Insulin-Relaxin Family Peptide Signaling and Receptors in Mouse Brain Membranes and Neuronal Cells

: Several orphan G‐protein‐coupled receptors (GPCRs), LGR7 and LGR8, GPCR135 and GPCR142, were recently identified as putative, native receptors for different relaxin‐family peptides, and their cell signaling mechanisms were elucidated in stably transfected cell lines. Anatomic studies have demonstrated that discrete populations of neurons in rat brain express relaxin and relaxin‐3 mRNA/peptide, relaxin and relaxin‐3 binding sites, and LGR7 and GPCR135 mRNAs. Thus, we began to assess the ability of relaxin‐family peptides to alter cAMP production in brain and the involvement of the different native receptors.
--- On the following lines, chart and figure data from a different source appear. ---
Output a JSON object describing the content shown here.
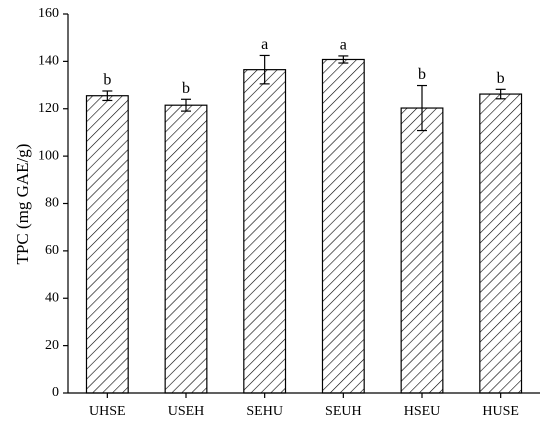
{
  "chart_data": {
    "type": "bar",
    "ylabel": "TPC (mg GAE/g)",
    "categories": [
      "UHSE",
      "USEH",
      "SEHU",
      "SEUH",
      "HSEU",
      "HUSE"
    ],
    "values": [
      125.5,
      121.5,
      136.5,
      140.8,
      120.3,
      126.2
    ],
    "errors": [
      2,
      2.5,
      6,
      1.5,
      9.5,
      2
    ],
    "letters": [
      "b",
      "b",
      "a",
      "a",
      "b",
      "b"
    ],
    "color": "#000000",
    "ylim": [
      0,
      160
    ],
    "yticks": [
      0,
      20,
      40,
      60,
      80,
      100,
      120,
      140,
      160
    ],
    "grid": false
  }
}
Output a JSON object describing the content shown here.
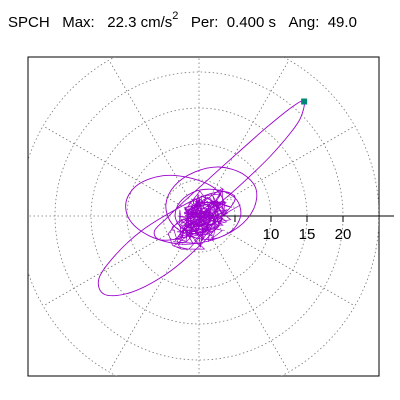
{
  "header": {
    "station": "SPCH",
    "max_label": "Max:",
    "max_value": "22.3",
    "max_unit": "cm/s",
    "max_unit_exp": "2",
    "per_label": "Per:",
    "per_value": "0.400 s",
    "ang_label": "Ang:",
    "ang_value": "49.0"
  },
  "chart_data": {
    "type": "polar-trajectory",
    "title": "",
    "units": "cm/s^2",
    "radial_ticks": [
      10,
      15,
      20
    ],
    "grid_rings": [
      5,
      10,
      15,
      20,
      25
    ],
    "grid_spokes_deg": [
      0,
      30,
      60,
      90,
      120,
      150,
      180,
      210,
      240,
      270,
      300,
      330
    ],
    "grid": true,
    "line_color": "#9a00cc",
    "marker_color": "#008877",
    "peak_point": {
      "x": 14.6,
      "y": 15.9
    },
    "path_points": [
      [
        0.5,
        0.3
      ],
      [
        3.1,
        2.0
      ],
      [
        6.4,
        4.9
      ],
      [
        9.8,
        8.2
      ],
      [
        12.6,
        11.4
      ],
      [
        14.1,
        13.6
      ],
      [
        14.6,
        15.9
      ],
      [
        13.0,
        15.2
      ],
      [
        9.5,
        12.4
      ],
      [
        5.2,
        8.6
      ],
      [
        1.3,
        5.1
      ],
      [
        -2.1,
        2.0
      ],
      [
        -4.6,
        -0.4
      ],
      [
        -6.2,
        -2.1
      ],
      [
        -5.4,
        -3.3
      ],
      [
        -2.2,
        -3.0
      ],
      [
        1.4,
        -1.5
      ],
      [
        4.1,
        0.9
      ],
      [
        5.0,
        2.6
      ],
      [
        3.3,
        3.4
      ],
      [
        0.2,
        2.6
      ],
      [
        -3.6,
        0.7
      ],
      [
        -7.9,
        -2.0
      ],
      [
        -11.6,
        -5.4
      ],
      [
        -13.9,
        -8.7
      ],
      [
        -13.1,
        -10.9
      ],
      [
        -9.4,
        -10.6
      ],
      [
        -4.6,
        -8.1
      ],
      [
        -0.4,
        -4.6
      ],
      [
        2.6,
        -1.3
      ],
      [
        3.5,
        1.6
      ],
      [
        2.1,
        3.9
      ],
      [
        -1.3,
        5.3
      ],
      [
        -5.0,
        5.6
      ],
      [
        -8.4,
        4.4
      ],
      [
        -10.1,
        2.1
      ],
      [
        -9.6,
        -0.6
      ],
      [
        -6.8,
        -2.8
      ],
      [
        -2.6,
        -3.9
      ],
      [
        1.6,
        -3.4
      ],
      [
        5.4,
        -1.6
      ],
      [
        7.6,
        1.0
      ],
      [
        7.9,
        3.8
      ],
      [
        6.0,
        5.9
      ],
      [
        2.8,
        6.8
      ],
      [
        -0.6,
        6.1
      ],
      [
        -3.4,
        4.2
      ],
      [
        -4.6,
        1.6
      ],
      [
        -3.8,
        -1.0
      ],
      [
        -1.2,
        -2.8
      ],
      [
        1.9,
        -3.2
      ],
      [
        4.6,
        -2.0
      ],
      [
        5.8,
        0.2
      ],
      [
        5.1,
        2.4
      ],
      [
        2.7,
        3.6
      ],
      [
        -0.3,
        3.5
      ],
      [
        -2.6,
        2.0
      ],
      [
        -3.3,
        -0.1
      ],
      [
        -2.1,
        -1.9
      ],
      [
        0.3,
        -2.6
      ],
      [
        2.4,
        -1.8
      ],
      [
        3.2,
        -0.1
      ],
      [
        2.4,
        1.4
      ],
      [
        0.6,
        1.9
      ],
      [
        -1.1,
        1.2
      ],
      [
        -1.6,
        -0.2
      ],
      [
        -0.7,
        -1.2
      ],
      [
        0.6,
        -1.1
      ],
      [
        1.1,
        0.1
      ],
      [
        0.3,
        0.6
      ],
      [
        -0.4,
        0.1
      ],
      [
        0.0,
        -0.3
      ],
      [
        0.2,
        0.0
      ]
    ]
  }
}
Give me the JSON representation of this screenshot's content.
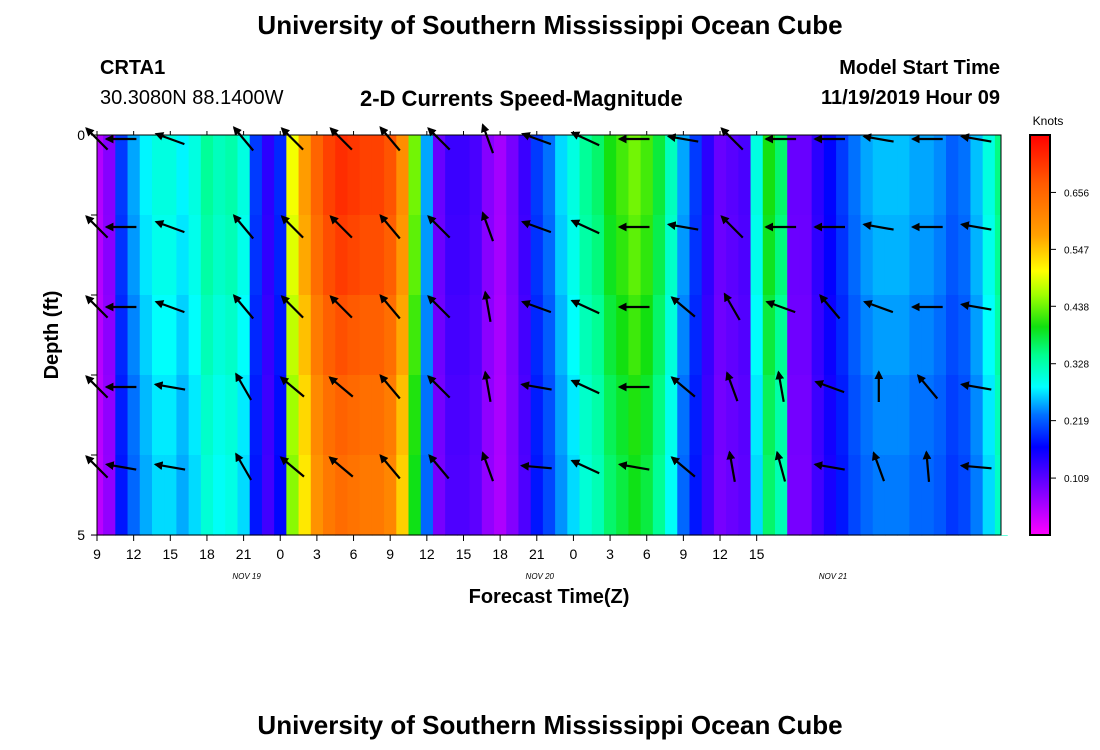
{
  "header": {
    "title": "University of Southern Mississippi Ocean Cube",
    "station": "CRTA1",
    "coords": "30.3080N 88.1400W",
    "subtitle": "2-D Currents Speed-Magnitude",
    "model_label": "Model Start Time",
    "model_time": "11/19/2019 Hour 09"
  },
  "footer": {
    "title": "University of Southern Mississippi Ocean Cube"
  },
  "colorbar": {
    "units": "Knots",
    "ticks": [
      "0.109",
      "0.219",
      "0.328",
      "0.438",
      "0.547",
      "0.656"
    ],
    "min": 0.0,
    "max": 0.766
  },
  "chart_data": {
    "type": "heatmap",
    "xlabel": "Forecast Time(Z)",
    "ylabel": "Depth (ft)",
    "ylim": [
      5,
      0
    ],
    "y_ticks": [
      "0",
      "5"
    ],
    "x_ticks": [
      "9",
      "12",
      "15",
      "18",
      "21",
      "0",
      "3",
      "6",
      "9",
      "12",
      "15",
      "18",
      "21",
      "0",
      "3",
      "6",
      "9",
      "12",
      "15"
    ],
    "date_labels": [
      "NOV 19",
      "NOV 20",
      "NOV 21"
    ],
    "hours_per_column": 1,
    "depth_levels": 5,
    "column_speeds": [
      0.05,
      0.08,
      0.2,
      0.25,
      0.28,
      0.3,
      0.3,
      0.28,
      0.3,
      0.34,
      0.32,
      0.33,
      0.3,
      0.2,
      0.14,
      0.19,
      0.5,
      0.58,
      0.66,
      0.7,
      0.72,
      0.71,
      0.7,
      0.7,
      0.68,
      0.6,
      0.44,
      0.25,
      0.1,
      0.13,
      0.13,
      0.12,
      0.08,
      0.06,
      0.09,
      0.13,
      0.2,
      0.23,
      0.27,
      0.3,
      0.34,
      0.36,
      0.4,
      0.42,
      0.44,
      0.42,
      0.38,
      0.32,
      0.25,
      0.2,
      0.14,
      0.1,
      0.11,
      0.12,
      0.3,
      0.4,
      0.36,
      0.1,
      0.1,
      0.14,
      0.17,
      0.2,
      0.23,
      0.25,
      0.26,
      0.26,
      0.26,
      0.25,
      0.25,
      0.24,
      0.22,
      0.23,
      0.26,
      0.3,
      0.35
    ],
    "depth_factors": [
      1.0,
      0.98,
      0.95,
      0.92,
      0.9
    ],
    "vector_hours": [
      0,
      2,
      6,
      12,
      16,
      20,
      24,
      28,
      32,
      36,
      40,
      44,
      48,
      52,
      56,
      60,
      64,
      68,
      72
    ],
    "vector_directions_deg": [
      [
        135,
        90,
        110,
        140,
        135,
        135,
        140,
        135,
        160,
        110,
        115,
        90,
        100,
        135,
        90,
        90,
        100,
        90,
        100
      ],
      [
        135,
        90,
        110,
        140,
        135,
        135,
        140,
        135,
        160,
        110,
        115,
        90,
        100,
        135,
        90,
        90,
        100,
        90,
        100
      ],
      [
        135,
        90,
        110,
        140,
        135,
        135,
        140,
        135,
        170,
        110,
        115,
        90,
        130,
        150,
        110,
        140,
        110,
        90,
        100
      ],
      [
        135,
        90,
        100,
        150,
        130,
        130,
        140,
        135,
        170,
        100,
        115,
        90,
        130,
        160,
        170,
        110,
        180,
        140,
        100
      ],
      [
        135,
        100,
        100,
        150,
        130,
        130,
        140,
        140,
        160,
        95,
        115,
        100,
        130,
        170,
        165,
        100,
        160,
        175,
        95
      ]
    ]
  }
}
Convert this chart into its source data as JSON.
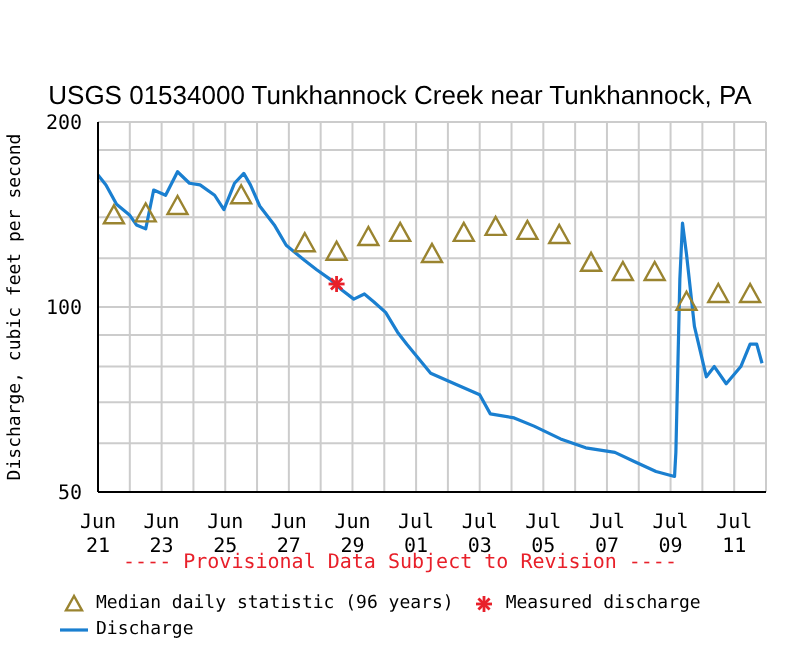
{
  "chart_data": {
    "type": "line",
    "title": "USGS 01534000 Tunkhannock Creek near Tunkhannock, PA",
    "ylabel": "Discharge, cubic feet per second",
    "log": "y",
    "grid": true,
    "legend": "bottom",
    "annotations": [
      "---- Provisional Data Subject to Revision ----"
    ],
    "xlim": [
      "--06-21",
      "--07-12"
    ],
    "xticks": [
      {
        "value": "--06-21",
        "label": "Jun 21"
      },
      {
        "value": "--06-22",
        "label": null
      },
      {
        "value": "--06-23",
        "label": "Jun 23"
      },
      {
        "value": "--06-24",
        "label": null
      },
      {
        "value": "--06-25",
        "label": "Jun 25"
      },
      {
        "value": "--06-26",
        "label": null
      },
      {
        "value": "--06-27",
        "label": "Jun 27"
      },
      {
        "value": "--06-28",
        "label": null
      },
      {
        "value": "--06-29",
        "label": "Jun 29"
      },
      {
        "value": "--06-30",
        "label": null
      },
      {
        "value": "--07-01",
        "label": "Jul 01"
      },
      {
        "value": "--07-02",
        "label": null
      },
      {
        "value": "--07-03",
        "label": "Jul 03"
      },
      {
        "value": "--07-04",
        "label": null
      },
      {
        "value": "--07-05",
        "label": "Jul 05"
      },
      {
        "value": "--07-06",
        "label": null
      },
      {
        "value": "--07-07",
        "label": "Jul 07"
      },
      {
        "value": "--07-08",
        "label": null
      },
      {
        "value": "--07-09",
        "label": "Jul 09"
      },
      {
        "value": "--07-10",
        "label": null
      },
      {
        "value": "--07-11",
        "label": "Jul 11"
      }
    ],
    "ylim": [
      50,
      200
    ],
    "yticks": [
      50,
      {
        "value": 60,
        "label": null
      },
      {
        "value": 70,
        "label": null
      },
      {
        "value": 80,
        "label": null
      },
      {
        "value": 90,
        "label": null
      },
      100,
      {
        "value": 120,
        "label": null
      },
      {
        "value": 140,
        "label": null
      },
      {
        "value": 160,
        "label": null
      },
      {
        "value": 180,
        "label": null
      },
      200
    ],
    "series": [
      {
        "name": "Median daily statistic (96 years)",
        "type": "scatter",
        "marker": "triangle",
        "color": "#9a8430",
        "x": [
          "--06-21T12:00",
          "--06-22T12:00",
          "--06-23T12:00",
          "--06-24T12:00",
          "--06-25T12:00",
          "--06-26T12:00",
          "--06-27T12:00",
          "--06-28T12:00",
          "--06-29T12:00",
          "--06-30T12:00",
          "--07-01T12:00",
          "--07-02T12:00",
          "--07-03T12:00",
          "--07-04T12:00",
          "--07-05T12:00",
          "--07-06T12:00",
          "--07-07T12:00",
          "--07-08T12:00",
          "--07-09T12:00",
          "--07-10T12:00",
          "--07-11T12:00"
        ],
        "values": [
          141,
          142,
          146,
          null,
          152,
          null,
          127,
          123,
          130,
          132,
          122,
          132,
          135,
          133,
          131,
          118,
          114,
          114,
          102,
          105,
          105
        ]
      },
      {
        "name": "Measured discharge",
        "type": "scatter",
        "marker": "cross",
        "color": "#e8202a",
        "x": [
          "--06-28T12:00"
        ],
        "values": [
          109
        ]
      },
      {
        "name": "Discharge",
        "marker": "none",
        "color": "#1a7fd0",
        "x": [
          "--06-21T00:00",
          "--06-21T06:00",
          "--06-21T14:00",
          "--06-22T00:00",
          "--06-22T05:00",
          "--06-22T12:00",
          "--06-22T18:00",
          "--06-23T03:00",
          "--06-23T12:00",
          "--06-23T21:00",
          "--06-24T05:00",
          "--06-24T16:00",
          "--06-24T23:00",
          "--06-25T07:00",
          "--06-25T14:00",
          "--06-25T19:00",
          "--06-26T02:00",
          "--06-26T13:00",
          "--06-26T22:00",
          "--06-27T12:00",
          "--06-27T21:00",
          "--06-28T07:00",
          "--06-28T15:00",
          "--06-29T01:00",
          "--06-29T09:00",
          "--06-29T16:00",
          "--06-30T01:00",
          "--06-30T10:00",
          "--06-30T17:00",
          "--07-01T11:00",
          "--07-02T05:00",
          "--07-03T00:00",
          "--07-03T08:00",
          "--07-04T02:00",
          "--07-04T17:00",
          "--07-05T13:00",
          "--07-06T08:00",
          "--07-07T06:00",
          "--07-07T21:00",
          "--07-08T13:00",
          "--07-09T03:00",
          "--07-09T04:00",
          "--07-09T07:00",
          "--07-09T09:00",
          "--07-09T12:00",
          "--07-09T18:00",
          "--07-10T03:00",
          "--07-10T09:00",
          "--07-10T18:00",
          "--07-11T05:00",
          "--07-11T12:00",
          "--07-11T17:00",
          "--07-11T21:00"
        ],
        "values": [
          164,
          158,
          147,
          141,
          136,
          134,
          155,
          152,
          166,
          159,
          158,
          152,
          144,
          159,
          165,
          158,
          146,
          136,
          126,
          119,
          115,
          111,
          107,
          103,
          105,
          102,
          98,
          91,
          87,
          78,
          75,
          72,
          67,
          66,
          64,
          61,
          59,
          58,
          56,
          54,
          53,
          58,
          111,
          137,
          122,
          93,
          77,
          80,
          75,
          80,
          87,
          87,
          81
        ]
      }
    ]
  }
}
In mouse cortical membranes, a fixed concentration of relaxin peptides (100 nM) inhibited forskolin‐induced cAMP production, but further studies in normal and receptor knockout mouse strains are required to assess the specificity of these effects. In addition, whole‐cell signaling mechanisms are being investigated in a mouse hypothalamic cell line, GT1‐7. Such studies will help to establish the actions of relaxin‐family peptides via their different GPCRs in different brain pathways.